Assam: Hajo’s post-Babri Masjid communal harmony march enters 25th year
The Samanway Sobha Jatra and Monikut Festival, at the small town of Hajo, considered Assam’s ‘oasis of communal harmony’, is symbolic of how residents of this sacred place have learnt to live in peace.india Updated: Jan 15, 2017 21:04 IST
A harmony march, started as a show of unity among different communities in Assam after the riots following the Babri Masjid demolition, and turned into an annual event, entered its 25th year on Sunday.
While rest of Assam was busy celebrating the post-harvest festival of Magh Bihu, hundreds gathered at Hajo, 24km west of Guwahati, to take part in Samanway Sobha Jatra and Monikut Festival.
The procession and festival, at the small town considered Assam’s ‘oasis of communal harmony’ is symbolic of how residents of this sacred place have learnt to live in peace.
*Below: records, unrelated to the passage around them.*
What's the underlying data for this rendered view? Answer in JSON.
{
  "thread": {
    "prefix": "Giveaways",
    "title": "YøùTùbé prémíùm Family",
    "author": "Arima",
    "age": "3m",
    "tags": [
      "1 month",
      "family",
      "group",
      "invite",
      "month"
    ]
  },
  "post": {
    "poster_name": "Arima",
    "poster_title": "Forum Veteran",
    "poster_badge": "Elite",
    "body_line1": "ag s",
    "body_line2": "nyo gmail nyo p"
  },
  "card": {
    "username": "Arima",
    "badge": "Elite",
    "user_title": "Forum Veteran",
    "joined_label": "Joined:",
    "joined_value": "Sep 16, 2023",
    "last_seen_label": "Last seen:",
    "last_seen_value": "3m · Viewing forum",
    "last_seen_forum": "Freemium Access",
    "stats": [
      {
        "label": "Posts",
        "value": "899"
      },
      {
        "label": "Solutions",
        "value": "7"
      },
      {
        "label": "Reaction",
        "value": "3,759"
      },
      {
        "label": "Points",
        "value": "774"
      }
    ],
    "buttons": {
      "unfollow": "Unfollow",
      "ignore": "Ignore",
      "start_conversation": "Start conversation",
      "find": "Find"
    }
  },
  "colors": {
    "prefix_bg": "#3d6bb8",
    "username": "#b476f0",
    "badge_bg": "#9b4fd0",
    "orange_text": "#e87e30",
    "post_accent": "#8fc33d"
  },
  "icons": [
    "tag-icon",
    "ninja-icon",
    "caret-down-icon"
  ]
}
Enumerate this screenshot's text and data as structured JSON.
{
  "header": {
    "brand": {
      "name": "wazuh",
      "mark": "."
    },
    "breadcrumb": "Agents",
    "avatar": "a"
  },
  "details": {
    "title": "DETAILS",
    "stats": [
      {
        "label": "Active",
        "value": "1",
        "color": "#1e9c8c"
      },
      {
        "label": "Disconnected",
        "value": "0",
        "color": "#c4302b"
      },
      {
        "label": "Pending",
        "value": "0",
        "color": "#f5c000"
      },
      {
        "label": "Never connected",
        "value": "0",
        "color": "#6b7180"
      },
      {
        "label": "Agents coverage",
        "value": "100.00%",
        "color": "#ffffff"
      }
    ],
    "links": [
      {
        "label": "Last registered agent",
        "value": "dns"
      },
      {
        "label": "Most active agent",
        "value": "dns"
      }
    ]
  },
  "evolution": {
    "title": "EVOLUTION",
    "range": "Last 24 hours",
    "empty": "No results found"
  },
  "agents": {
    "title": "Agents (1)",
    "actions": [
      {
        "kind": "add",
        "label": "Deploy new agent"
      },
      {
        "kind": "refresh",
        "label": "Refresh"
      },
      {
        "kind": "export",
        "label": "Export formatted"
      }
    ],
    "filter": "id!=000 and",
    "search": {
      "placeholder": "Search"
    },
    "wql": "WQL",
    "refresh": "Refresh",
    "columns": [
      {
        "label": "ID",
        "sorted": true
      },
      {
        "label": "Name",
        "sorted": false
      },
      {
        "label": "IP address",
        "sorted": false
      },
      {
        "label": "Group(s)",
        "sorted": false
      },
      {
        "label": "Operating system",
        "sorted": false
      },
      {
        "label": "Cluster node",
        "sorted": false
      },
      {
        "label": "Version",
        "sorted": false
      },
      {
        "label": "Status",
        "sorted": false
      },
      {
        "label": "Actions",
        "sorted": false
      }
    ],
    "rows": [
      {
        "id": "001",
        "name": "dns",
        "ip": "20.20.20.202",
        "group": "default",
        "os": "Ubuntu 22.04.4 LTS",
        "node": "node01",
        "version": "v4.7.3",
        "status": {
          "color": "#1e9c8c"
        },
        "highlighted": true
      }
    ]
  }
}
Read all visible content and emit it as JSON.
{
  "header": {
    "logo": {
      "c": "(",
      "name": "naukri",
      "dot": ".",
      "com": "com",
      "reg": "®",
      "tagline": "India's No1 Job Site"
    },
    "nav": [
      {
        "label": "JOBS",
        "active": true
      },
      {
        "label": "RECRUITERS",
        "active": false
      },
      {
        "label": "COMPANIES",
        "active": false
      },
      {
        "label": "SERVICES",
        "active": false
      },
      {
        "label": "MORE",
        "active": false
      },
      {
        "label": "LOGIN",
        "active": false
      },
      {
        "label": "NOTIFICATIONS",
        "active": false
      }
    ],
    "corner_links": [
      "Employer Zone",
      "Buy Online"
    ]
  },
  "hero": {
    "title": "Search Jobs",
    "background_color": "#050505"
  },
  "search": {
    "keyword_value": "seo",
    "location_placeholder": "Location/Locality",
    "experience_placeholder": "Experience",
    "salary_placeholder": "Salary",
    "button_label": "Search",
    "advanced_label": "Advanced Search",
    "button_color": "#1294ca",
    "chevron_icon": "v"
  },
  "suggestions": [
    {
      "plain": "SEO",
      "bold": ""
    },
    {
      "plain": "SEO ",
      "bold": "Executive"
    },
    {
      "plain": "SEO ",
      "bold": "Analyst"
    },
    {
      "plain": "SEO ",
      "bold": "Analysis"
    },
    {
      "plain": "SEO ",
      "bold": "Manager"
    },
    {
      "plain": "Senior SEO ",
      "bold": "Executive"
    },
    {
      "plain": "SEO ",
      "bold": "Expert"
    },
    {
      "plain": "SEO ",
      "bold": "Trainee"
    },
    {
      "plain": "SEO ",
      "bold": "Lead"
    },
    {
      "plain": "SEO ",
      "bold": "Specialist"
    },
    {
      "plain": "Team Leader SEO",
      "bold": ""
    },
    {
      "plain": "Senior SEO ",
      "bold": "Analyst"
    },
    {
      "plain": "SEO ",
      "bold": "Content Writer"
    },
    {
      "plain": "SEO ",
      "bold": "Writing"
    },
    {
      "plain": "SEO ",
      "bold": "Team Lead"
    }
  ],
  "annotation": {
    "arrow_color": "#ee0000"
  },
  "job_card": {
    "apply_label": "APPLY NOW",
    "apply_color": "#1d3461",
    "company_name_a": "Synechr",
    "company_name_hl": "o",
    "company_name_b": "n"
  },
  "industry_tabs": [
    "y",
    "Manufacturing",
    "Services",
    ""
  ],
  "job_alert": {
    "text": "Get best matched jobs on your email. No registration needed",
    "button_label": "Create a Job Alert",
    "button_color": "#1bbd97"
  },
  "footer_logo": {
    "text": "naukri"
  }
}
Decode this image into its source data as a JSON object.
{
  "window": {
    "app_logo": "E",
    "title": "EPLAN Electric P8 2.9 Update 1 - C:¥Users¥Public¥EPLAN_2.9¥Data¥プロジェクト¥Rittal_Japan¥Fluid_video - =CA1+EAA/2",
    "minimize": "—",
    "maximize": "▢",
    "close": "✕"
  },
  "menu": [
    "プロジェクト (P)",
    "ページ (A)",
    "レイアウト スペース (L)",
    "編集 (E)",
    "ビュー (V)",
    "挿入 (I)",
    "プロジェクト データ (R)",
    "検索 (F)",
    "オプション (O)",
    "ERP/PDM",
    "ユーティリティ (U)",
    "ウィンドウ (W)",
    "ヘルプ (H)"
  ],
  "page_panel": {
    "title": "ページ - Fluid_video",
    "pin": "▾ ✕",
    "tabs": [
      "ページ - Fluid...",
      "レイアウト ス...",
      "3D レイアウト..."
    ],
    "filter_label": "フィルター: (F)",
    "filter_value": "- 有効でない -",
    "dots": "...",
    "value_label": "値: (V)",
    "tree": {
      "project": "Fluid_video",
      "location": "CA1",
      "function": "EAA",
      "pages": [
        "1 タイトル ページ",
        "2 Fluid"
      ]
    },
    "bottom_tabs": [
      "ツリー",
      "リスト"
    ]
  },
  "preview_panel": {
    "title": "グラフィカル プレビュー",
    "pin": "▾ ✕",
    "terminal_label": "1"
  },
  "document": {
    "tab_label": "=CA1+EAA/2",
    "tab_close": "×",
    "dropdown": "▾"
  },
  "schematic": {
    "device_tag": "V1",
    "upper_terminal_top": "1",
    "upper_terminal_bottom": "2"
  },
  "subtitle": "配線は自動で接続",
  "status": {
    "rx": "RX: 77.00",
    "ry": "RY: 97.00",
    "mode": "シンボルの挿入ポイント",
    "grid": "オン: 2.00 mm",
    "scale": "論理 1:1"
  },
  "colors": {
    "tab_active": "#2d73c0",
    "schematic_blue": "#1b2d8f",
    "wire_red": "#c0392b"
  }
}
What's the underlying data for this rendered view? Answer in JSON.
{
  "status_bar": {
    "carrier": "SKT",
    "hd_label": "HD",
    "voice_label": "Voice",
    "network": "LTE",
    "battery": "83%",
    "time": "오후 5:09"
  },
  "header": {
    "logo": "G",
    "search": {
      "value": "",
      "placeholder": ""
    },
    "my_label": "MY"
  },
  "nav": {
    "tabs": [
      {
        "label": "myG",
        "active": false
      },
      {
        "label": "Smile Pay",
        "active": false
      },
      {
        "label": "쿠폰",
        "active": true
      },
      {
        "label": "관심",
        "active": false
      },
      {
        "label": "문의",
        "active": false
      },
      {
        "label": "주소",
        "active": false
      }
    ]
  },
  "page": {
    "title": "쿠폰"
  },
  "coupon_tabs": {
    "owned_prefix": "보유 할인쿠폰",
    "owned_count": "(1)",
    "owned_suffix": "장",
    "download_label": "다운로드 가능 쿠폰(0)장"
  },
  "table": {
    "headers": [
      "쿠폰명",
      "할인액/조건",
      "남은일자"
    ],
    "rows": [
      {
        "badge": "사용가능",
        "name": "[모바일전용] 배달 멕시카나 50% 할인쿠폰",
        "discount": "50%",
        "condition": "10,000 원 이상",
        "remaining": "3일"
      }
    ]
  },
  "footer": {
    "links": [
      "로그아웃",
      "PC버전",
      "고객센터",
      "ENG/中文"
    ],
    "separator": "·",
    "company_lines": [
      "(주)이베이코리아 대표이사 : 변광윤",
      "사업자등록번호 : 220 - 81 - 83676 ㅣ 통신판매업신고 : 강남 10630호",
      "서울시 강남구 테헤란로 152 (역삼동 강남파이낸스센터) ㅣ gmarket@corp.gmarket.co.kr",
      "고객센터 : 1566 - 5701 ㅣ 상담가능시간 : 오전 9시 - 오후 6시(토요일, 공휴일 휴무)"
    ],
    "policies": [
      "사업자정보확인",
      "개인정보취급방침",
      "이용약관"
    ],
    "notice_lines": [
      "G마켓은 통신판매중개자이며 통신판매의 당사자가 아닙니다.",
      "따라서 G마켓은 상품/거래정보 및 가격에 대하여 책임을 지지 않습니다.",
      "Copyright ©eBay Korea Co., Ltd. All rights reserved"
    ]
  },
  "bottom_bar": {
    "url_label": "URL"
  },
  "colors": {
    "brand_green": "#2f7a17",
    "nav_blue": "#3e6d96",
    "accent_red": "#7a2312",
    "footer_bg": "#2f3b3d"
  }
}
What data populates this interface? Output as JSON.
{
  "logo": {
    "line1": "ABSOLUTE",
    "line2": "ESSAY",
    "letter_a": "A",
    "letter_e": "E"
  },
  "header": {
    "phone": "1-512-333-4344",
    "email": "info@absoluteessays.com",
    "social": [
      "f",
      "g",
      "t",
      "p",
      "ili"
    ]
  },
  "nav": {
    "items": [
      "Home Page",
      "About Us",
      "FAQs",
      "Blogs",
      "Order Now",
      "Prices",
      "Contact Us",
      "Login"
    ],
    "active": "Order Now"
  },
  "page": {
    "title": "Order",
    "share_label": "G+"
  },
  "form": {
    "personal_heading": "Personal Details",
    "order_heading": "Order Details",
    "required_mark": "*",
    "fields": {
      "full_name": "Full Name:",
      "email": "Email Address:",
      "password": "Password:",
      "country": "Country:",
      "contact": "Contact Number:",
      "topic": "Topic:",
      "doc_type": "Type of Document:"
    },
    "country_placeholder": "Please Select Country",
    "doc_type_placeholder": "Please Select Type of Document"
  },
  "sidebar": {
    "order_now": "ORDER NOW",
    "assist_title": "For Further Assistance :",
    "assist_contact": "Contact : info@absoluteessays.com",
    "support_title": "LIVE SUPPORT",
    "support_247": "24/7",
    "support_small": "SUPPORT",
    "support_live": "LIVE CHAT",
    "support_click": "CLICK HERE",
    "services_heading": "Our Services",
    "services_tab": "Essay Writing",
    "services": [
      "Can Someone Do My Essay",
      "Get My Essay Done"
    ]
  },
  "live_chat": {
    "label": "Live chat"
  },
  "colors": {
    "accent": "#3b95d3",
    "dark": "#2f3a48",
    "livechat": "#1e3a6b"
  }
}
Hajo is home to Hayagrib Madhab temple, a four-century-old popular Vishnu shrine. The area is also considered holy by some Buddhists who believe Buddha attained ‘Nirvana’ here.
The Powa Mecca mosque, constructed over 350 years ago, is located few kilometres away. It is believed the structure was made using soil brought from Mecca, Islam’s most sacred site.
“The procession started in January 1993 to show unity among followers of different faiths in Hajo after communal riots spread across India following demolition of the Babri Masjid in December 1992,” Siba Prasad Sarma, ‘doloi’ (chief priest) of Hayagrib Madhab temple said.
The move initiated by the local unit of All Assam Students Union (AASU) has continued uninterrupted annually on the first day of Magh month, according to Assamese calendar.
“Unlike other places, communal harmony has been a trademark of Hajo for centuries and the annual procession has helped reinforce it,” said Dr Painuruddin Ahmed, former president of Powa Mecca mosque committee.
Like every year, on Sunday too, hundreds started the procession from near the Powa Mecca mosque and went till Hayagrib Madhab temple where it culminated in the festival.
“Since next year will be the silver jubilee celebrations, we plan to organise it on a much larger scale so that the message of peace spreads further,” said Sarma.
He urged the state government to construct a ropeway connecting both religious sites, located six kilometers apart, to reduce distance and also strengthen communal ties further.